Menurut Nuning, tema yang dipakai kali ini dimaknai bahwa produksi program siaran baik televisi ataupun radio, merupakan karya terbaik yang diperuntukkan bagi kemaslahatan dan persatuan bangsa.

Ada pun penghargaan yang diberikan kepada KPI dalam Anugerah KPI 2017 terdiri atas 13 (tiga belas) kategori program televisi, 3 (tiga) kategori program radio, serta 3 (tiga) kategori penghargaan khusus, dengan rincian sebagai

Penghargaan untuk Televisi

Program televisi yang diberi penghargaan meliputi Progam Anak-anak, Program Animasi, Program Drama Seri, Film Televisi, Talkshow, Wisata Budaya, Berita, Program Peduli Perempuan dan Disabilitas, Iklan Layanan Masyarakat, dan Lembaga Penyiaran Peduli Perbatasan dan Daerah Tertinggal

KPI juga akan memberi penghargaan untuk Presenter Berita, Presenter Talkshow, dan Televisi Peduli Penyandang Disabilitas. Namun untuk program infotainmen, KPI belum menyediakan penghargaan.

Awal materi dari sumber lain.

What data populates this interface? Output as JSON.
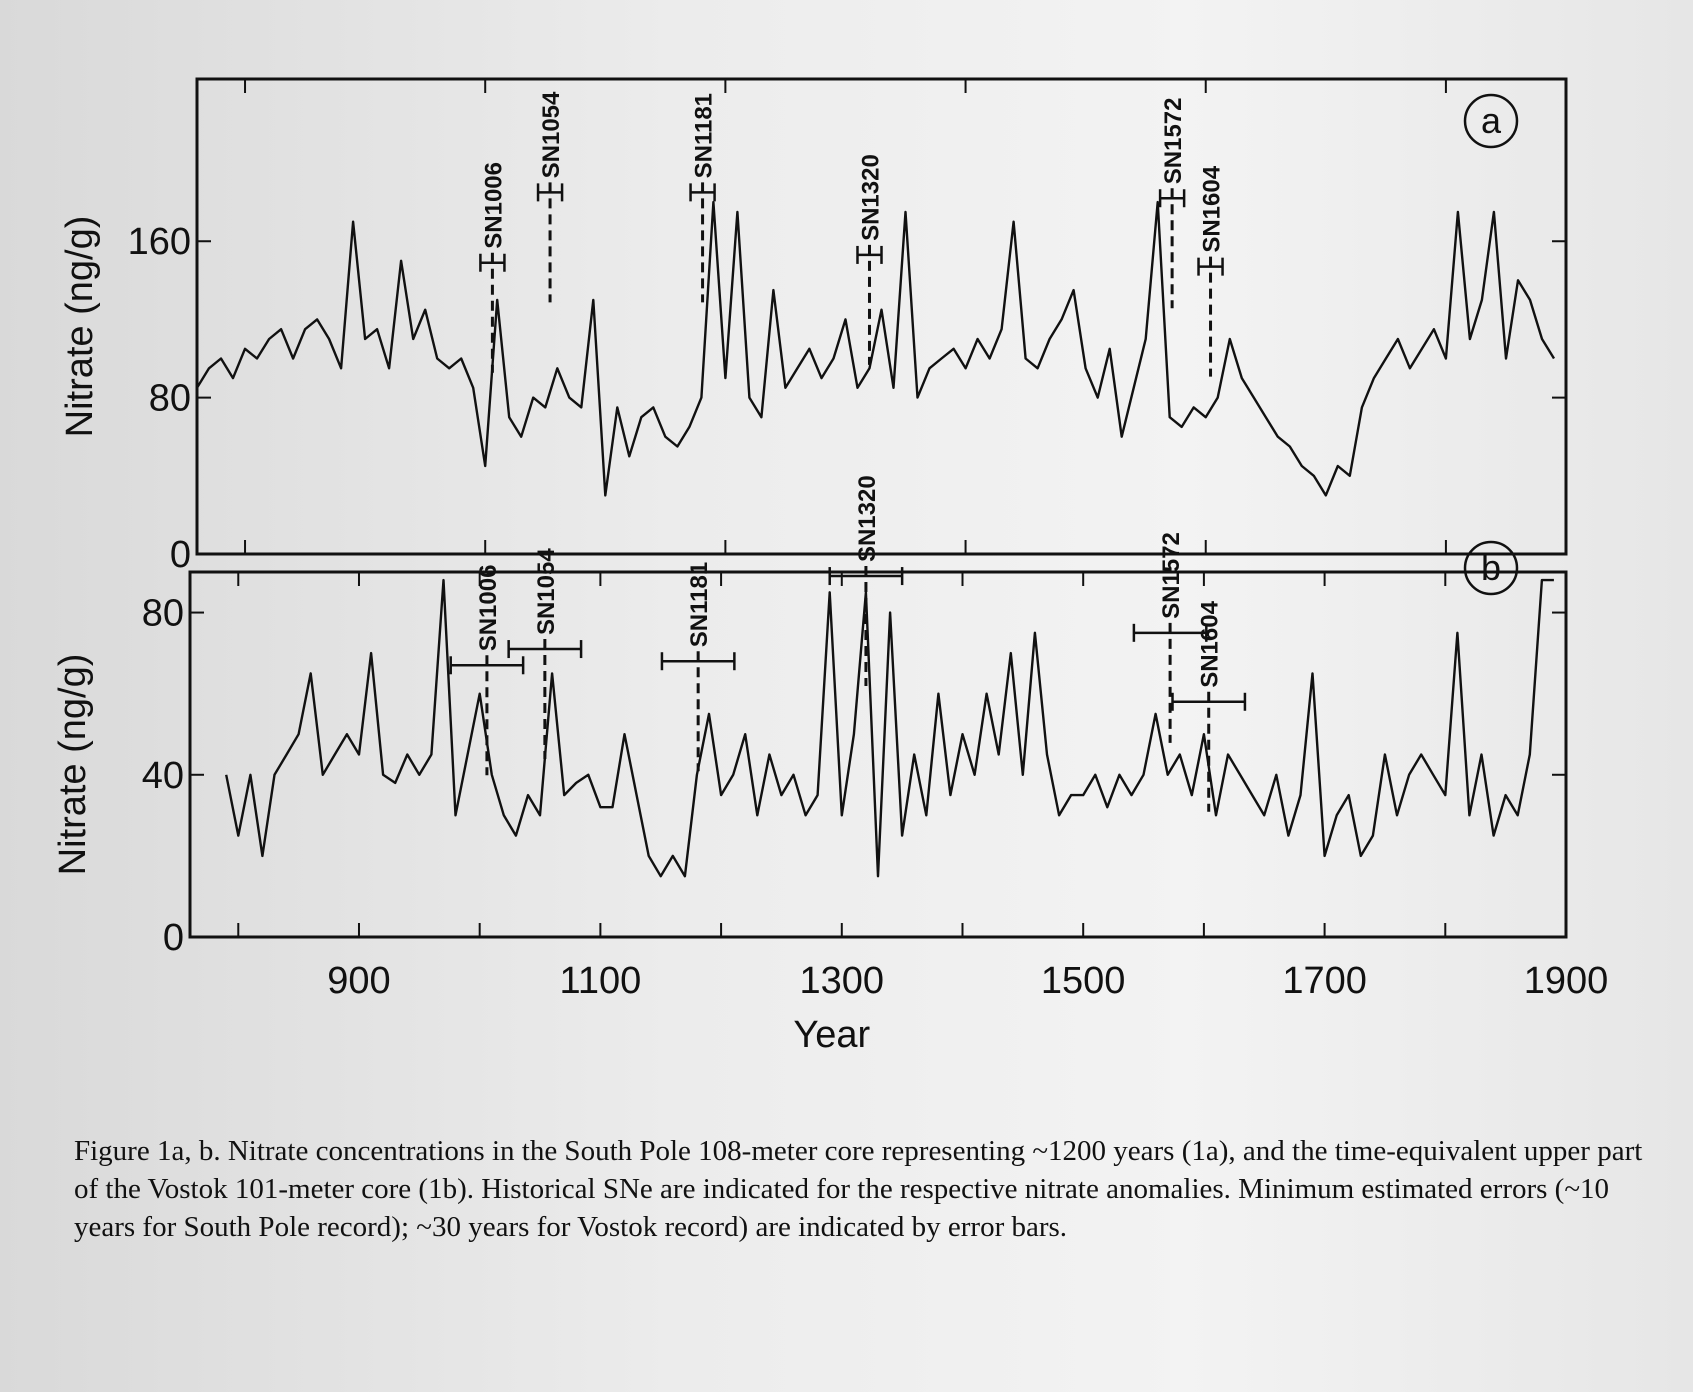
{
  "chart_data": [
    {
      "type": "line",
      "panel_label": "a",
      "ylabel": "Nitrate (ng/g)",
      "color": "#111111",
      "xlim": [
        760,
        1900
      ],
      "xminorticks": [
        800,
        1000,
        1200,
        1400,
        1600,
        1800
      ],
      "ylim": [
        0,
        243
      ],
      "yticks": [
        0,
        80,
        160
      ],
      "x": [
        760,
        770,
        780,
        790,
        800,
        810,
        820,
        830,
        840,
        850,
        860,
        870,
        880,
        890,
        900,
        910,
        920,
        930,
        940,
        950,
        960,
        970,
        980,
        990,
        1000,
        1010,
        1020,
        1030,
        1040,
        1050,
        1060,
        1070,
        1080,
        1090,
        1100,
        1110,
        1120,
        1130,
        1140,
        1150,
        1160,
        1170,
        1180,
        1190,
        1200,
        1210,
        1220,
        1230,
        1240,
        1250,
        1260,
        1270,
        1280,
        1290,
        1300,
        1310,
        1320,
        1330,
        1340,
        1350,
        1360,
        1370,
        1380,
        1390,
        1400,
        1410,
        1420,
        1430,
        1440,
        1450,
        1460,
        1470,
        1480,
        1490,
        1500,
        1510,
        1520,
        1530,
        1540,
        1550,
        1560,
        1570,
        1580,
        1590,
        1600,
        1610,
        1620,
        1630,
        1640,
        1650,
        1660,
        1670,
        1680,
        1690,
        1700,
        1710,
        1720,
        1730,
        1740,
        1750,
        1760,
        1770,
        1780,
        1790,
        1800,
        1810,
        1820,
        1830,
        1840,
        1850,
        1860,
        1870,
        1880,
        1890
      ],
      "values": [
        85,
        95,
        100,
        90,
        105,
        100,
        110,
        115,
        100,
        115,
        120,
        110,
        95,
        170,
        110,
        115,
        95,
        150,
        110,
        125,
        100,
        95,
        100,
        85,
        45,
        130,
        70,
        60,
        80,
        75,
        95,
        80,
        75,
        130,
        30,
        75,
        50,
        70,
        75,
        60,
        55,
        65,
        80,
        180,
        90,
        175,
        80,
        70,
        135,
        85,
        95,
        105,
        90,
        100,
        120,
        85,
        95,
        125,
        85,
        175,
        80,
        95,
        100,
        105,
        95,
        110,
        100,
        115,
        170,
        100,
        95,
        110,
        120,
        135,
        95,
        80,
        105,
        60,
        85,
        110,
        180,
        70,
        65,
        75,
        70,
        80,
        110,
        90,
        80,
        70,
        60,
        55,
        45,
        40,
        30,
        45,
        40,
        75,
        90,
        100,
        110,
        95,
        105,
        115,
        100,
        175,
        110,
        130,
        175,
        100,
        140,
        130,
        110,
        100
      ],
      "annotations": [
        {
          "label": "SN1006",
          "x": 1006,
          "y": 149,
          "error": 10
        },
        {
          "label": "SN1054",
          "x": 1054,
          "y": 185,
          "error": 10
        },
        {
          "label": "SN1181",
          "x": 1181,
          "y": 185,
          "error": 10
        },
        {
          "label": "SN1320",
          "x": 1320,
          "y": 153,
          "error": 10
        },
        {
          "label": "SN1572",
          "x": 1572,
          "y": 182,
          "error": 10
        },
        {
          "label": "SN1604",
          "x": 1604,
          "y": 147,
          "error": 10
        }
      ]
    },
    {
      "type": "line",
      "panel_label": "b",
      "ylabel": "Nitrate (ng/g)",
      "xlabel": "Year",
      "color": "#111111",
      "xlim": [
        760,
        1900
      ],
      "xticks": [
        900,
        1100,
        1300,
        1500,
        1700,
        1900
      ],
      "xminorticks": [
        800,
        1000,
        1200,
        1400,
        1600,
        1800
      ],
      "ylim": [
        0,
        90
      ],
      "yticks": [
        0,
        40,
        80
      ],
      "x": [
        790,
        800,
        810,
        820,
        830,
        840,
        850,
        860,
        870,
        880,
        890,
        900,
        910,
        920,
        930,
        940,
        950,
        960,
        970,
        980,
        990,
        1000,
        1010,
        1020,
        1030,
        1040,
        1050,
        1060,
        1070,
        1080,
        1090,
        1100,
        1110,
        1120,
        1130,
        1140,
        1150,
        1160,
        1170,
        1180,
        1190,
        1200,
        1210,
        1220,
        1230,
        1240,
        1250,
        1260,
        1270,
        1280,
        1290,
        1300,
        1310,
        1320,
        1330,
        1340,
        1350,
        1360,
        1370,
        1380,
        1390,
        1400,
        1410,
        1420,
        1430,
        1440,
        1450,
        1460,
        1470,
        1480,
        1490,
        1500,
        1510,
        1520,
        1530,
        1540,
        1550,
        1560,
        1570,
        1580,
        1590,
        1600,
        1610,
        1620,
        1630,
        1640,
        1650,
        1660,
        1670,
        1680,
        1690,
        1700,
        1710,
        1720,
        1730,
        1740,
        1750,
        1760,
        1770,
        1780,
        1790,
        1800,
        1810,
        1820,
        1830,
        1840,
        1850,
        1860,
        1870,
        1880,
        1890
      ],
      "values": [
        40,
        25,
        40,
        20,
        40,
        45,
        50,
        65,
        40,
        45,
        50,
        45,
        70,
        40,
        38,
        45,
        40,
        45,
        88,
        30,
        45,
        60,
        40,
        30,
        25,
        35,
        30,
        65,
        35,
        38,
        40,
        32,
        32,
        50,
        35,
        20,
        15,
        20,
        15,
        40,
        55,
        35,
        40,
        50,
        30,
        45,
        35,
        40,
        30,
        35,
        85,
        30,
        50,
        85,
        15,
        80,
        25,
        45,
        30,
        60,
        35,
        50,
        40,
        60,
        45,
        70,
        40,
        75,
        45,
        30,
        35,
        35,
        40,
        32,
        40,
        35,
        40,
        55,
        40,
        45,
        35,
        50,
        30,
        45,
        40,
        35,
        30,
        40,
        25,
        35,
        65,
        20,
        30,
        35,
        20,
        25,
        45,
        30,
        40,
        45,
        40,
        35,
        75,
        30,
        45,
        25,
        35,
        30,
        45,
        88,
        88
      ],
      "annotations": [
        {
          "label": "SN1006",
          "x": 1006,
          "y": 67,
          "error": 30
        },
        {
          "label": "SN1054",
          "x": 1054,
          "y": 71,
          "error": 30
        },
        {
          "label": "SN1181",
          "x": 1181,
          "y": 68,
          "error": 30
        },
        {
          "label": "SN1320",
          "x": 1320,
          "y": 89,
          "error": 30
        },
        {
          "label": "SN1572",
          "x": 1572,
          "y": 75,
          "error": 30
        },
        {
          "label": "SN1604",
          "x": 1604,
          "y": 58,
          "error": 30
        }
      ]
    }
  ],
  "caption": "Figure 1a, b.  Nitrate concentrations in the South Pole 108-meter core representing ~1200 years (1a), and the time-equivalent upper part of the Vostok 101-meter core (1b).  Historical SNe are indicated for the respective nitrate anomalies.  Minimum estimated errors (~10 years for South Pole record); ~30 years for Vostok record) are indicated by error bars."
}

“Infotainmen belum dimasukan anugerah KPI. Indeksnya masih di bawah tiga. Namun harapannya tahun depan ada program infotainmen yang lebih informatif dan edukatif,” kata Nuning.

Namun KPI akan memberi penghargaan untuk untuk pemerintah daerah yang perduli penyiaran. “Kita memberi stimulan kepada daerah agar mengatur lembaga-lembaga penyiaran agar tidak ada lembaga penyiaran ilegal,” tambah Nuning.

Untuk penilaian program-program yang kan mendapat anugerah ini dilakukan oleh 27 orang Juri, yang terdiri dari Komisioner KPI dan ahli.
Nama-nama yang masuk sebagai Juru antara lain Ubaidilah dari KPI, Iwan Persada, Helmy Adam, Rully Nasurlah, Dewi Setiarini, Mutia Hafid, Mayong Suryolaksoni, ,Wina Armada Sukardi, Syamsudin Noer Moenadi, Brigjen Suratno dari Lemhanas, dan lain-lain.

Beberapa program yang masuk nominasi antara lain: Program Anak Buah Hatiku Sayang (TVRI), Si Bolang Bocah petualang Eps. “Jejak Garuda di Tanah Papua” (Trans 7), Adit Sapo Jarwo Eps.”0jek Payung Bikin Bingung“ (Trans TV), Dunia Terbalik. Episode 285 RCTI, dan lain-lain.